Even the least interesting plot line was good, as Barney’s search for a new strip club mimicked LeBron’s protracted decision to sign with the Miami Heat. In fact, Barney and Robin have worked so well as wingmen ever since the first season that we were slightly disappointed to see it end in a kiss. We know that was inevitable, but their friendship is so much more fun.  

What we liked:

  • The return of Brad (Joe Manganiello). It looks like we haven’t seen this guy since season five, but maybe we love him so much because he’s used in moderation. (Speaking of, bring back Wendy the waitress!) His bro-ness works so well that his farting in the conference room and offensive “you know how they are” remark, which veered toward racist and settled for simply sexist, had us fooled. That a lawyer who graduated third in his class from Columbia could also be such a bonehead would hardly be the most implausible storyline to have happened on this show lately. So we did not see the following coming:
  • Brad’s double-crossing of Marshall. This is disappointing from the standpoint of their friendship, of course — remember when these two advocated for the right of men to brunch together? — but it made almost more sense than down-at-the-mouth Brad.
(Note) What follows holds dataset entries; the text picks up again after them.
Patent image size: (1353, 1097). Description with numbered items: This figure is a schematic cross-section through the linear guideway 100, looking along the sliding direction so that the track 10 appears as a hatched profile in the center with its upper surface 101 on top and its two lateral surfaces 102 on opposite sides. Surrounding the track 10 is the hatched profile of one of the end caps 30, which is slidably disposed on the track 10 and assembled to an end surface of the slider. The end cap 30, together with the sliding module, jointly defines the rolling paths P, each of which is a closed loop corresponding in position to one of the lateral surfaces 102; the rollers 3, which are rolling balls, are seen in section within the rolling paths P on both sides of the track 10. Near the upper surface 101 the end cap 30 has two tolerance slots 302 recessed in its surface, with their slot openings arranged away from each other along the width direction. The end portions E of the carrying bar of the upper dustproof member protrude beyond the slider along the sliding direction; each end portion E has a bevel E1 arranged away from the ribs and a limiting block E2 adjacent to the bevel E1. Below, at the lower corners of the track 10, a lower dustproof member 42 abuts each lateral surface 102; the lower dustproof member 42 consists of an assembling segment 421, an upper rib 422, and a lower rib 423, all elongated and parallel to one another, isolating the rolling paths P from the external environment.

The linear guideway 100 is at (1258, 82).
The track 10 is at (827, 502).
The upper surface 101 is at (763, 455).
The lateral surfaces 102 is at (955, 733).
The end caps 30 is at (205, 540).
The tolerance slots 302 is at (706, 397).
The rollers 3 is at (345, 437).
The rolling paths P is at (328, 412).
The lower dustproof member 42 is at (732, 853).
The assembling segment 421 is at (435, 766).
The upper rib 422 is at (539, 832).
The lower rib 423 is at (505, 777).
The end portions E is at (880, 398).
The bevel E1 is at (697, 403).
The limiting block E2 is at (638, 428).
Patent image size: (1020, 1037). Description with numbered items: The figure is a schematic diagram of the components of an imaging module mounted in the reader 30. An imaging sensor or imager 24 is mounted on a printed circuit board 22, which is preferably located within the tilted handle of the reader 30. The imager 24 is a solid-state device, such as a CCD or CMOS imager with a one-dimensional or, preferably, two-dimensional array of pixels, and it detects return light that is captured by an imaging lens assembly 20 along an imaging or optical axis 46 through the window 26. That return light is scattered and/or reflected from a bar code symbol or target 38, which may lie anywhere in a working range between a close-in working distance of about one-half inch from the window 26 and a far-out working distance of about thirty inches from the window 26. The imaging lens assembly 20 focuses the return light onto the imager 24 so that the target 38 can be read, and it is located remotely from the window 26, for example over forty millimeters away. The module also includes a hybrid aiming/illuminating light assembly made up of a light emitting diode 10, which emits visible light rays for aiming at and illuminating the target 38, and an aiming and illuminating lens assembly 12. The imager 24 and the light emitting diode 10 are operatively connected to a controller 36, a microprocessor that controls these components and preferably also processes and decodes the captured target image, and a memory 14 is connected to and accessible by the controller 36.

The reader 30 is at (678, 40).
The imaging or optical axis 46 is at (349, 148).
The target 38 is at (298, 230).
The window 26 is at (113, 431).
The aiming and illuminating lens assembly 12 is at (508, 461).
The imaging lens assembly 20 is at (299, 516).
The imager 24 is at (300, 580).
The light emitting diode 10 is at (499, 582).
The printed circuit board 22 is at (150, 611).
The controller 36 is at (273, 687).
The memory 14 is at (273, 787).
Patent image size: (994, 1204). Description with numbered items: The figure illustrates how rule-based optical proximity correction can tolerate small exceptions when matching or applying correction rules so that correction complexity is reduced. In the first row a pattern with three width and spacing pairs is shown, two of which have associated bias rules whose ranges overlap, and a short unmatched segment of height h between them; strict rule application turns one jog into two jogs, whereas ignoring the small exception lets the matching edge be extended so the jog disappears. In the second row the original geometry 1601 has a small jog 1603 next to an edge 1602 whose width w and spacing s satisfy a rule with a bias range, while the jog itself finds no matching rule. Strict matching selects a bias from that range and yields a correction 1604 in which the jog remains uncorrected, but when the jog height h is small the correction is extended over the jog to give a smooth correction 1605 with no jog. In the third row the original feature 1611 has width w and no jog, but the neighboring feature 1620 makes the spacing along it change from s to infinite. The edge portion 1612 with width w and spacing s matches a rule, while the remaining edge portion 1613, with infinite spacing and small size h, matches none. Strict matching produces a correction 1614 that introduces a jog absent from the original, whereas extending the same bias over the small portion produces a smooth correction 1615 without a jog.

It turns out Brad tricked Marshall into getting him an interview in order to spy on his upcoming case against the nefarious Gruber Pharmaceuticals, which is pretty shady, but which bring us to:
  • Marshall in the courtroom. We want to say that this is the first time we have ever seen him in this setting, and yet it never occurred to us before to wonder why. (Most cases settle out of court? He’s not a trial lawyer?)
  • Moneyballs. One of the many strip clubs that Barney considers runs its business according to Sabermetrics, or strippermetrics: There is never one really hot woman, but always two women whose separate assets combined get the job done.   
  • Dishwalla’s “Counting Blue Cars.” There was probably a lot of debate about which briefly popular but forgettable nineties song to use for Ted’s bragging rights — Natalie Imbruglia’s “Torn,” New Radicals’ “You Get What You Give” — but we truly forgot about this one, so well done.
  • Ted reveals himself as Dr. X, his beret-wearing Wesleyan alter ego, to such little surprise that Lily choreographs a spit-take. Also solid was the origin of Dr. X’s name, as captured on video during a faux-philosophical rant during some “sandwich-smoking.”
  • Robin as Barney’s agent. The little hand-squeezing stress reliever was a nice touch.
  • Joe Lo Truglio as Honeywell, a boss with a Napoleon complex so serious his underlings have to lie about their own height to feed his delusion of being 6”1’. Brad refuses: “Maybe if you stood on that pot of gold at the end of your rainbow … ”

What we didn’t:

  • Marshall’s foray into Rose Nylund territory with his story of the town wino who became mayor. That only happens in St. Olaf.
  • Ted’s approval of Lily back in college. That is something he would have believably said, and it was so sweet, but Marshall actually admitted that he thought he would marry Lily during their road trip home in season two’s “Arriverderci, Fiero.”

It doesn’t even feel right to continue with any complaints, though, because they just sound cranky. It seems to be a HIMYM strategy in later years to conserve the strongest plot points for one dynamite episode, and “The Stamp Tramp” was clearly it.